I am learning C++. In the program shown here, as far as I know, str1 and str2 store the addresses of first characters of each of the relevant strings:
#include <iostream>
using namespace std;
int main()
{
char str1[]="hello";
char *str2="world";
cout<<str1<<endl;
cout<<str2<<endl;
}
However, str1is not giving any warnings, while with str2 I get this warning:
warning: deprecated conversion from string constant to 'char*' [-Wwrite-strings]
char *str2="world";
What's different between these two declarations that causes the warning in the second case but not the first?
When you write
char str1[] = "hello";
you are saying "please make me an array of chars that holds the string "hello", and please choose the size of the array str1 to be the size of the string initializing it." This means that str1 ends up storing its own unique copy of the string "hello". The ultimate type of str1 is char[6] - five for hello and one for the null terminator.
When you write
char *str2 = "world";
you are saying "please make me a pointer of type char * that points to the string literal "world"." The string literal "world" has type const char[6] - it's an array of six characters (five for hello and one for the null terminator), and importantly those characters are const and can't be modified. Since you're pointing at that array with a char * pointer, you're losing the const modifier, which means that you now (unsafely) have a non-const pointer to a const bit of data.

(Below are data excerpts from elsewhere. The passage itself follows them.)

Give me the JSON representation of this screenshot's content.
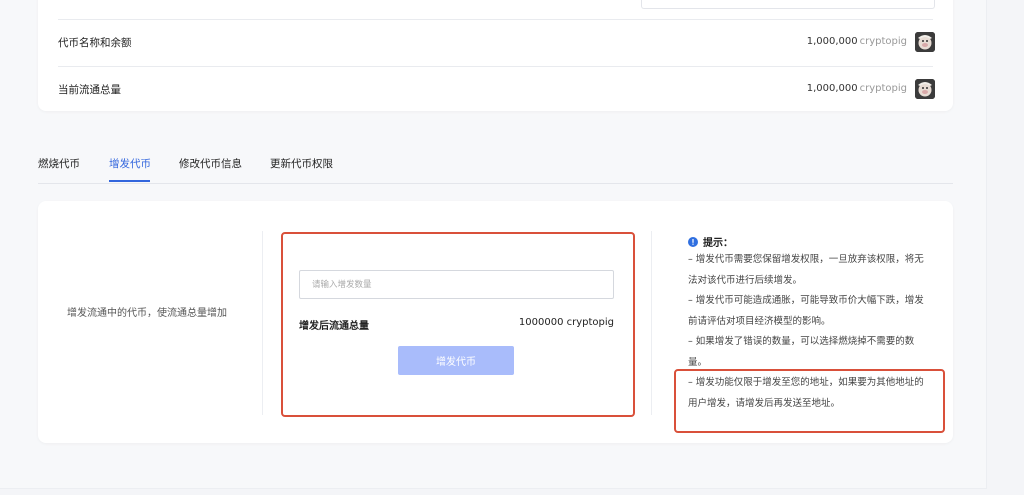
{
  "token_info": {
    "rows": [
      {
        "label": "代币名称和余额",
        "value": "1,000,000",
        "unit": "cryptopig"
      },
      {
        "label": "当前流通总量",
        "value": "1,000,000",
        "unit": "cryptopig"
      }
    ]
  },
  "tabs": [
    {
      "label": "燃烧代币",
      "active": false
    },
    {
      "label": "增发代币",
      "active": true
    },
    {
      "label": "修改代币信息",
      "active": false
    },
    {
      "label": "更新代币权限",
      "active": false
    }
  ],
  "issue_panel": {
    "description": "增发流通中的代币，使流通总量增加",
    "input_placeholder": "请输入增发数量",
    "input_value": "",
    "after_label": "增发后流通总量",
    "after_value": "1000000 cryptopig",
    "button_label": "增发代币"
  },
  "tips": {
    "title": "提示：",
    "items": [
      "– 增发代币需要您保留增发权限，一旦放弃该权限，将无法对该代币进行后续增发。",
      "– 增发代币可能造成通胀，可能导致币价大幅下跌，增发前请评估对项目经济模型的影响。",
      "– 如果增发了错误的数量，可以选择燃烧掉不需要的数量。",
      "– 增发功能仅限于增发至您的地址，如果要为其他地址的用户增发，请增发后再发送至地址。"
    ]
  },
  "colors": {
    "accent": "#3366dd",
    "button_disabled": "#a9bcfb",
    "annotation_red": "#d9503a",
    "info_icon": "#2f6fe0"
  },
  "icons": {
    "token_avatar": "cryptopig-avatar",
    "tips_icon": "info-icon"
  }
}
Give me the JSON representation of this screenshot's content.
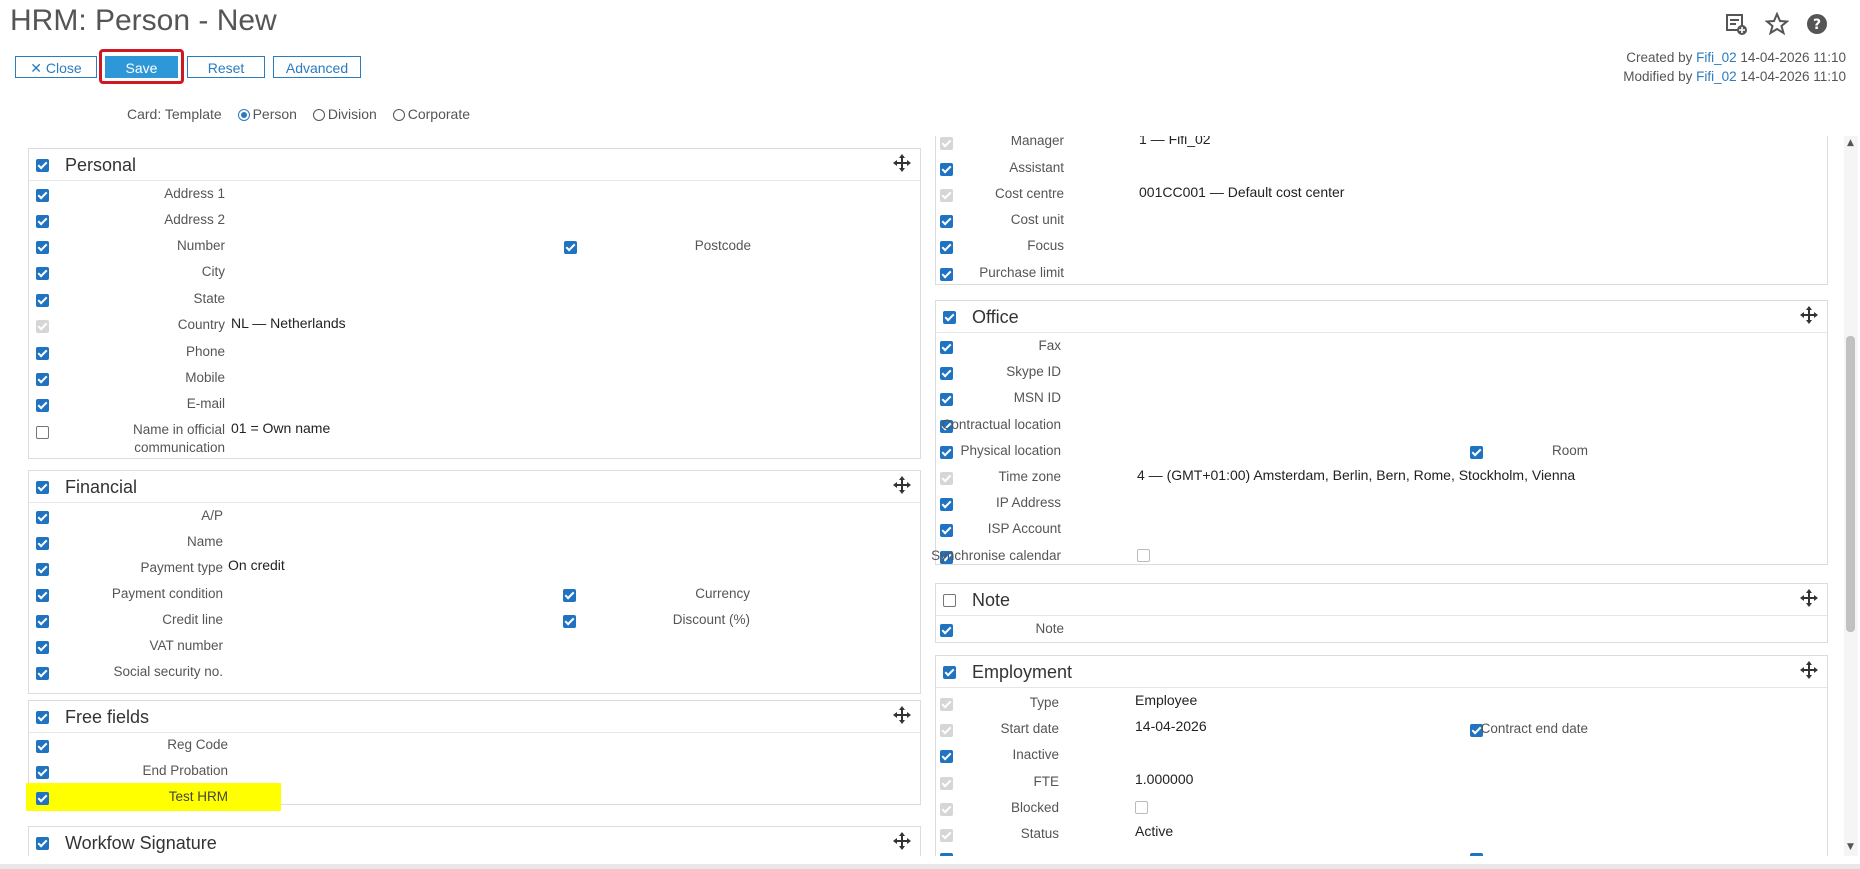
{
  "header": {
    "title": "HRM: Person - New",
    "buttons": {
      "close": "Close",
      "save": "Save",
      "reset": "Reset",
      "advanced": "Advanced"
    },
    "icons": [
      "list-add-icon",
      "star-icon",
      "help-icon"
    ],
    "created_label": "Created by",
    "created_user": "Fifi_02",
    "created_date": "14-04-2026 11:10",
    "modified_label": "Modified by",
    "modified_user": "Fifi_02",
    "modified_date": "14-04-2026 11:10"
  },
  "card": {
    "label": "Card: Template",
    "options": [
      "Person",
      "Division",
      "Corporate"
    ],
    "selected": "Person"
  },
  "left": {
    "personal": {
      "title": "Personal",
      "fields": {
        "address1": "Address 1",
        "address2": "Address 2",
        "number": "Number",
        "postcode": "Postcode",
        "city": "City",
        "state": "State",
        "country": "Country",
        "country_value": "NL — Netherlands",
        "phone": "Phone",
        "mobile": "Mobile",
        "email": "E-mail",
        "official_1": "Name in official",
        "official_2": "communication",
        "official_value": "01 = Own name"
      }
    },
    "financial": {
      "title": "Financial",
      "fields": {
        "ap": "A/P",
        "name": "Name",
        "payment_type": "Payment type",
        "payment_type_value": "On credit",
        "payment_condition": "Payment condition",
        "currency": "Currency",
        "credit_line": "Credit line",
        "discount": "Discount (%)",
        "vat": "VAT number",
        "ssn": "Social security no."
      }
    },
    "free": {
      "title": "Free fields",
      "fields": {
        "reg_code": "Reg Code",
        "end_probation": "End Probation",
        "test_hrm": "Test HRM"
      }
    },
    "workflow": {
      "title": "Workfow Signature"
    }
  },
  "right": {
    "top": {
      "manager": "Manager",
      "manager_value": "1 — Fifi_02",
      "assistant": "Assistant",
      "cost_centre": "Cost centre",
      "cost_centre_value": "001CC001 — Default cost center",
      "cost_unit": "Cost unit",
      "focus": "Focus",
      "purchase_limit": "Purchase limit"
    },
    "office": {
      "title": "Office",
      "fields": {
        "fax": "Fax",
        "skype": "Skype ID",
        "msn": "MSN ID",
        "contractual": "Contractual location",
        "physical": "Physical location",
        "room": "Room",
        "time_zone": "Time zone",
        "time_zone_value": "4 — (GMT+01:00) Amsterdam, Berlin, Bern, Rome, Stockholm, Vienna",
        "ip": "IP Address",
        "isp": "ISP Account",
        "sync": "Synchronise calendar"
      }
    },
    "note": {
      "title": "Note",
      "fields": {
        "note": "Note"
      }
    },
    "employment": {
      "title": "Employment",
      "fields": {
        "type": "Type",
        "type_value": "Employee",
        "start_date": "Start date",
        "start_date_value": "14-04-2026",
        "contract_end": "Contract end date",
        "inactive": "Inactive",
        "fte": "FTE",
        "fte_value": "1.000000",
        "blocked": "Blocked",
        "status": "Status",
        "status_value": "Active"
      }
    }
  },
  "colors": {
    "accent": "#2e97d8",
    "checkbox": "#1f73c1",
    "highlight": "#ffff00",
    "save_outline": "#d01822"
  }
}
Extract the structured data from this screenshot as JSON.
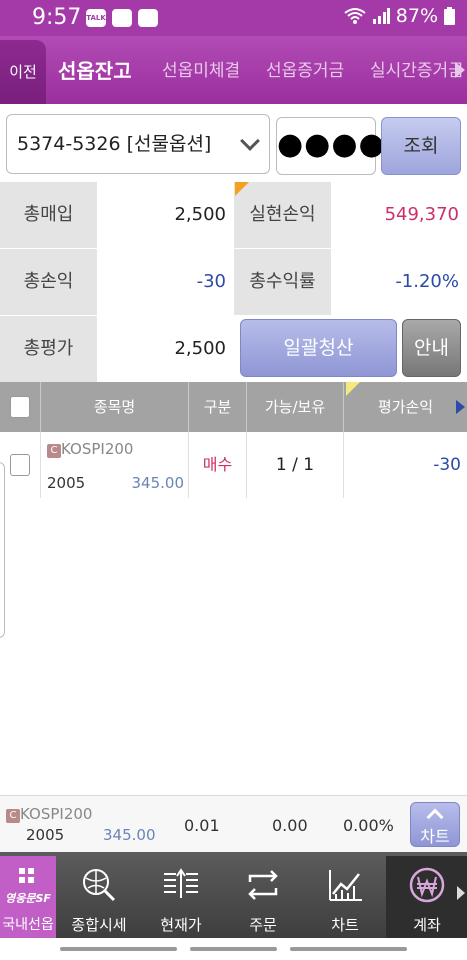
{
  "status_bar": {
    "time": "9:57",
    "battery": "87%"
  },
  "tabs": {
    "back_label": "이전",
    "items": [
      {
        "label": "선옵잔고",
        "active": true
      },
      {
        "label": "선옵미체결",
        "active": false
      },
      {
        "label": "선옵증거금",
        "active": false
      },
      {
        "label": "실시간증거금",
        "active": false
      }
    ]
  },
  "account": {
    "selected": "5374-5326 [선물옵션]",
    "password_mask": "●●●●",
    "query_label": "조회"
  },
  "summary": {
    "total_purchase_label": "총매입",
    "total_purchase_value": "2,500",
    "realized_pl_label": "실현손익",
    "realized_pl_value": "549,370",
    "total_pl_label": "총손익",
    "total_pl_value": "-30",
    "total_return_label": "총수익률",
    "total_return_value": "-1.20%",
    "total_eval_label": "총평가",
    "total_eval_value": "2,500",
    "liquidate_all_label": "일괄청산",
    "info_label": "안내"
  },
  "table": {
    "headers": [
      "종목명",
      "구분",
      "가능/보유",
      "평가손익"
    ],
    "rows": [
      {
        "badge": "C",
        "symbol": "KOSPI200",
        "code": "2005",
        "price": "345.00",
        "side": "매수",
        "available_held": "1 / 1",
        "eval_pl": "-30"
      }
    ]
  },
  "quote_bar": {
    "badge": "C",
    "symbol": "KOSPI200",
    "code": "2005",
    "price": "345.00",
    "v1": "0.01",
    "v2": "0.00",
    "v3": "0.00%",
    "chart_label": "차트"
  },
  "nav": {
    "logo_text": "영웅문SF",
    "items": [
      {
        "label": "국내선옵",
        "icon": "grid-icon"
      },
      {
        "label": "종합시세",
        "icon": "globe-search-icon"
      },
      {
        "label": "현재가",
        "icon": "price-bars-icon"
      },
      {
        "label": "주문",
        "icon": "exchange-arrows-icon"
      },
      {
        "label": "차트",
        "icon": "line-chart-icon"
      },
      {
        "label": "계좌",
        "icon": "won-icon"
      }
    ]
  },
  "colors": {
    "brand_purple": "#a43aa8",
    "profit_red": "#cc2f6b",
    "loss_blue": "#2d4ba6",
    "button_lavender": "#9ea5dc"
  }
}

The reason that things are different here is that in the first case, you are getting a copy of the string "hello", so the fact that your array isn't const isn't a problem. In the second case, you are not getting a copy of "hello" and are instead getting a pointer to it, and since you're getting a pointer to it there's a concern that modifying it could be a real problem.
Stated differently, in the first case, you're getting an honest-to-goodness array of six characters that have a copy of hello in them, so there's no problem if you then decide to go and mutate those characters. In the second case, you're getting a pointer to an array of six characters that you're not supposed to modify, but you're using a pointer that permits you to mutate things.
So why is it that "world" is a const char[6]? As an optimization on many systems, the compiler will only put one copy of "world" into the program and have all copies of the literal "world" point to the exact same string in memory. This is great, as long as you don't change the contents of that string. The C++ language enforces this by saying that those characters are const, so mutating them leads to undefined behavior. On some systems, that undefined behavior leads to things like "whoa, my string literal has the wrong value in it!," and in others it might just segfault.